Audrey Hepburn dans Funny Face

Funny Face (Drôle de frimousse), Prêt-à-porter, et d’une certaine manière Le diable s’habille en Prada… Il y avait plus de mode dans ces films que dans House of Gucci. Et il suffit de voir les biopics sur Yves Saint-Laurent ou Coco Chanel (deux chacun) pour constater qu’on peut lier création haute couture et récit biographique. Si on ne comprendra jamais en quoi le destin particulier des Gucci a intéressé Ridley Scott (fascination pour la veuve meurtrière? passion pour les familles crépusculaires? envie d’un limoncello le soir le plateau?), on peut s’interroger sur cette vision désuète et anecdotique d’un art qui a su s’installer en dehors des boutiques, des magazines en papier glacé et des fashion weeks.

A l’image de Jean-Paul Gaultier qui se réinvente dans un spectacle flamboyant aux Folies Bergères (« Fashion Freak Show« , bientôt exporté à Londres) ou en exposant sa passion pour le 7e art à la Cinémathèque française (exposition « Ciné-mode », actuellement).
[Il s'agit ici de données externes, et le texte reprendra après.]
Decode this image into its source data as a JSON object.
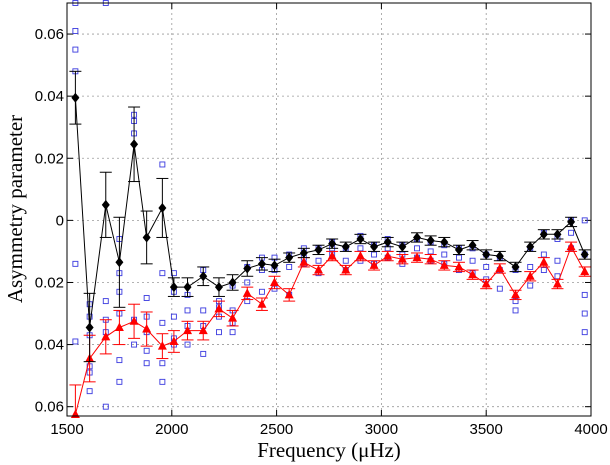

Ou ces expositions qui pululent à Paris avec succès : « Louboutin » au Palais de la Porte dorée, « Chanel » et « Vogue » au musée Galliera, « Back Side » au musée Bourdelle, « Margiela – les années Hermès » et « Christian Dior » au musée des Arts décoratifs… C’est une lourde tendance dans le paysage culturel. La mode est partout, même dans les livres les plus sérieux ou les lieux les plus patrimoniaux.

Saint Laurent avec Gaspard Ulliel

Malheureusement, hormis le Saint Laurent de Bonello et le Coco avant Chanel de Fontaine, rarement la création a été réellement filmée comme un art à part entière. On nous montre toujours le même genre de scènes : quelques patrons, des aiguilles, des petites mains qui ajustent ou qui cousent, des défilés entre deux rangées de figurants… On en a la preuve avec Haute-Couture actuellement sur les écrans.

Finalement, ces dernières années, Paul Thomas Anderson a su nous offrir l’exception. Il a su concilier le drame humain avec la folie créatrice, la beauté des tissus et le perfectionnisme du créateur dans Phantom Thread. Le contraste est saisissant avec le film de Ridley Scott. C’est d’ailleurs là, sans doute, la clé de la fadeur d’House of Gucci, dénué de tout suspense. L’intrigue n’est qu’un fait divers sordide. Les personnages ne sont que des boutiquiers et pas des artistes. Ce n’est qu’une affaire capitalistique menée par une famille de losers. Mais, ici c’est surtout le spectateur qui est perdant… Là où Bonello et Anderson faisaient de la haute couture, Scott s’est contenté d’un prêt-à-porter de seconde main.